Use undiluted preparation for injection to apply directly to bleeding point or dilute 1:1 for use as mouthwash/oral use.

Dose (oral)

1month - 12yr: 15- 25mg/kg (max 1.5g) 2-3 times a day.
>12yr: 1g t.d.s (max 4g daily)

Caution: reduce dose in renal failure; caution in haematuria because of the risk of clot retention.

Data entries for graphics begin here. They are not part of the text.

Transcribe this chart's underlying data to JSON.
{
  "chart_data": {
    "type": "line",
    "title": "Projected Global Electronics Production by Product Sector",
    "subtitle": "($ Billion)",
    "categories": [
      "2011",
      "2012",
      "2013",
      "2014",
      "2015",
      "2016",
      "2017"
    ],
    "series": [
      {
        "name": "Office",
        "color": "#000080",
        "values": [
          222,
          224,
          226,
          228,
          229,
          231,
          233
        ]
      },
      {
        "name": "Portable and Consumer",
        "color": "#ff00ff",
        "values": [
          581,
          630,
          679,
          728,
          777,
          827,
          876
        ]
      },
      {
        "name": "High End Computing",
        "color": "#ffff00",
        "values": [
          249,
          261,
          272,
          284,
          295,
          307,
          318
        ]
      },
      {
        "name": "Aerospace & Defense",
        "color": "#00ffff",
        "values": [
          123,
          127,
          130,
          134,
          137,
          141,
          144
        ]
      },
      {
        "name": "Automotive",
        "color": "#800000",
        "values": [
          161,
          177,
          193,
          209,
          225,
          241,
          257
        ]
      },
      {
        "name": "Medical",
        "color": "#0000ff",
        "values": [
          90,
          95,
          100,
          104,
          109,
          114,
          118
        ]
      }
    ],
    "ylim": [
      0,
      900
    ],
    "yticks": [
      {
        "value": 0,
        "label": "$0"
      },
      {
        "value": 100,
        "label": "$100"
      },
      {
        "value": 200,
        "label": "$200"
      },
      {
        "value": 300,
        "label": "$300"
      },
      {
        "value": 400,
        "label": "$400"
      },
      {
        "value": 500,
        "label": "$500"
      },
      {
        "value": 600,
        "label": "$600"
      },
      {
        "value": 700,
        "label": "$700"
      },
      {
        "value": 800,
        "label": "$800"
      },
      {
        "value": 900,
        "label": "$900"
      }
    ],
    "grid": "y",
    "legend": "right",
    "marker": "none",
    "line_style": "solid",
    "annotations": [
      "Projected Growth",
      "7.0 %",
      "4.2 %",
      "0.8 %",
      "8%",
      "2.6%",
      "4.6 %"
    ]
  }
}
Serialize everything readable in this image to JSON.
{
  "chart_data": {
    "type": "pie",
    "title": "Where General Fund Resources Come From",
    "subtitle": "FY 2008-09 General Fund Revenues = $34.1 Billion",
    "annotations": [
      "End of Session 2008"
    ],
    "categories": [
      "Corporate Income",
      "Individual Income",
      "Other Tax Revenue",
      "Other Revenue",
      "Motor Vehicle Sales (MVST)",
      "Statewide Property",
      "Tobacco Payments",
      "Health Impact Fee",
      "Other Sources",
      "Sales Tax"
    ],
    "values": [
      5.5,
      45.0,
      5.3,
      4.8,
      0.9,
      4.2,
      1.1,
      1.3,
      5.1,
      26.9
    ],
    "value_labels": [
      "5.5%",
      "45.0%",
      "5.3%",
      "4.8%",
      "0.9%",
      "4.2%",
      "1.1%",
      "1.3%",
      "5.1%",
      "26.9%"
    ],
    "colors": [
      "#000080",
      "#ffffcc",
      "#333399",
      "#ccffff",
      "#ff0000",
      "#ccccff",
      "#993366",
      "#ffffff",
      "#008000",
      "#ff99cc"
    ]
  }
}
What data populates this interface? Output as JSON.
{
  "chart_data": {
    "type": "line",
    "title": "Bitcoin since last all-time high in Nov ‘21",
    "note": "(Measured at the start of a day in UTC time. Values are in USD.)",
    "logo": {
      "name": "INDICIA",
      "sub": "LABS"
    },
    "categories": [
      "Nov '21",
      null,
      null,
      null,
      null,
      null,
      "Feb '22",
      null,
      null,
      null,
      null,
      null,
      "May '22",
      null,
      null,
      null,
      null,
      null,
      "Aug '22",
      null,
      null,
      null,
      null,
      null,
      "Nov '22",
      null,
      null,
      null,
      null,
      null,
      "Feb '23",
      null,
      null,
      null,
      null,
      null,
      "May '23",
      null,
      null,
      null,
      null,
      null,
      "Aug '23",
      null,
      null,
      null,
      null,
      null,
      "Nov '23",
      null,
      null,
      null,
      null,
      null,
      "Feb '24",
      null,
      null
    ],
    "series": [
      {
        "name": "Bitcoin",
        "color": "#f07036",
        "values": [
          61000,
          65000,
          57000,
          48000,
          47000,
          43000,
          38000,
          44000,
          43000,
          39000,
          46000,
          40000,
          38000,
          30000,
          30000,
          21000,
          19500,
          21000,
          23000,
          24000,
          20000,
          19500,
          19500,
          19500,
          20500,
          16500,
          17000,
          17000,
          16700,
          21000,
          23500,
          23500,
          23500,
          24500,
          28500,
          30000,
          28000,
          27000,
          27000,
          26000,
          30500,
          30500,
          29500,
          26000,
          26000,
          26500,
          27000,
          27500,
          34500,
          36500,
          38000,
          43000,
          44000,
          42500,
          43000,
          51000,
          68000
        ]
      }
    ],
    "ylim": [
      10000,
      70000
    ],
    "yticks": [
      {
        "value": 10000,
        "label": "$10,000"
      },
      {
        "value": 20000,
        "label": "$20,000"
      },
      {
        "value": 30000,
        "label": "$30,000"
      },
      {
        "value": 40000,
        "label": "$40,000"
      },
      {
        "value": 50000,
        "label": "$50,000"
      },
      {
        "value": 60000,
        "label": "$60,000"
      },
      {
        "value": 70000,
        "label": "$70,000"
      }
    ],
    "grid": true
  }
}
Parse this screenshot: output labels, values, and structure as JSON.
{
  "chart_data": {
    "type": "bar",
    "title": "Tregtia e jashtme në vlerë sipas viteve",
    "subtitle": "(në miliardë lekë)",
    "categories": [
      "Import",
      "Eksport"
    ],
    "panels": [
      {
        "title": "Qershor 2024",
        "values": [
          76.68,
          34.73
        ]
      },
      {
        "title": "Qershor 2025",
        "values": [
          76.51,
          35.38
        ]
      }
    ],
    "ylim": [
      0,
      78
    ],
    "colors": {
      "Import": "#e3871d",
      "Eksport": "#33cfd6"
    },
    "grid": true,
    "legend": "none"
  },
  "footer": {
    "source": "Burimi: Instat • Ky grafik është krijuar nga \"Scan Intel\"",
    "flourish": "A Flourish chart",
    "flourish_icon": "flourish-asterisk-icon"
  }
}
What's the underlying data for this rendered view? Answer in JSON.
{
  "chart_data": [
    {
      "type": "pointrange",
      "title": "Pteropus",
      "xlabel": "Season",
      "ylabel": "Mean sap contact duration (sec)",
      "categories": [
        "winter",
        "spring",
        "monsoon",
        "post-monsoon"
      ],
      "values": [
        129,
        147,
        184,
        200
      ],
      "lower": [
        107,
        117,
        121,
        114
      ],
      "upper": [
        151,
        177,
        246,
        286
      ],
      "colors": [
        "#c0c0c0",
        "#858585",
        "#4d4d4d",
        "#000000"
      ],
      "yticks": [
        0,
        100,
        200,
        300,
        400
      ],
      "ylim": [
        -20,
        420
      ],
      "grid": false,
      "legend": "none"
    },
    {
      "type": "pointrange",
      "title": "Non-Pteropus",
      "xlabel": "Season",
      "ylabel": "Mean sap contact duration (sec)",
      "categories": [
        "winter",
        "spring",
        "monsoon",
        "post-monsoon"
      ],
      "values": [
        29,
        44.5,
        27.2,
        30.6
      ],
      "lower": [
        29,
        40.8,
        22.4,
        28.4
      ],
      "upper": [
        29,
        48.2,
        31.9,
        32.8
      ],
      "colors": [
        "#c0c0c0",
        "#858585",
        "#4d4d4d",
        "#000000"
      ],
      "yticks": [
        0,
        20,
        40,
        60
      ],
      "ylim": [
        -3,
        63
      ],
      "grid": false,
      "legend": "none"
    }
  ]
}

Licence: licensed for use in children.

Vitamin K
Form

Tablets Konakion 10mg (Discontinued January 2010)
Injection: 1mg/0.5ml ampoules (can be given IM), Konakion MM® 10mg/mL (must not be given IM, give IV)

Dose (IMIV bolus over 15-30mins) :

1 month - 18yr: 250- 300µg/kg stat (maximum 10mg)

Topical Adrenaline
Form

1:1000 solution

Small external bleeds: soak gauze, apply directly to bleeding point

Sorbsan dressing

Haemostatic dressing: apply directly to bleeding point

Platelet transfusion

Consider if bleeding is problematical and related to low platelet count in a child with a reasonable prognosis where transfusion would improve quality of life, or in any child where on balance the burden is outweighed by the benefit. In reality there often comes a point at which platelet transfusion is no longer helpful, but the decision to stop must be carefully discussed with the child & family, and the wider team of carers and professionals. It is helpful if the possibility of stopping transfusions is discussed when they are started/early on. Some areas in the UK have established protocols for platelet transfusions to be given to children in their homes.

Catastrophic haemorrhage

The fear of catastrophic haemorrhage is typically out of proportion of its actual likelihood, so we can often reassure the family.

Since most children with this die at home, buccal Midazolam is the drug of choice as it can be given very quickly without medical staff present and reduces the fear of the situation for the child.

Buccal Diamorphine can also be given for the associated breathlessness due to volume of blood loss - not because of pain.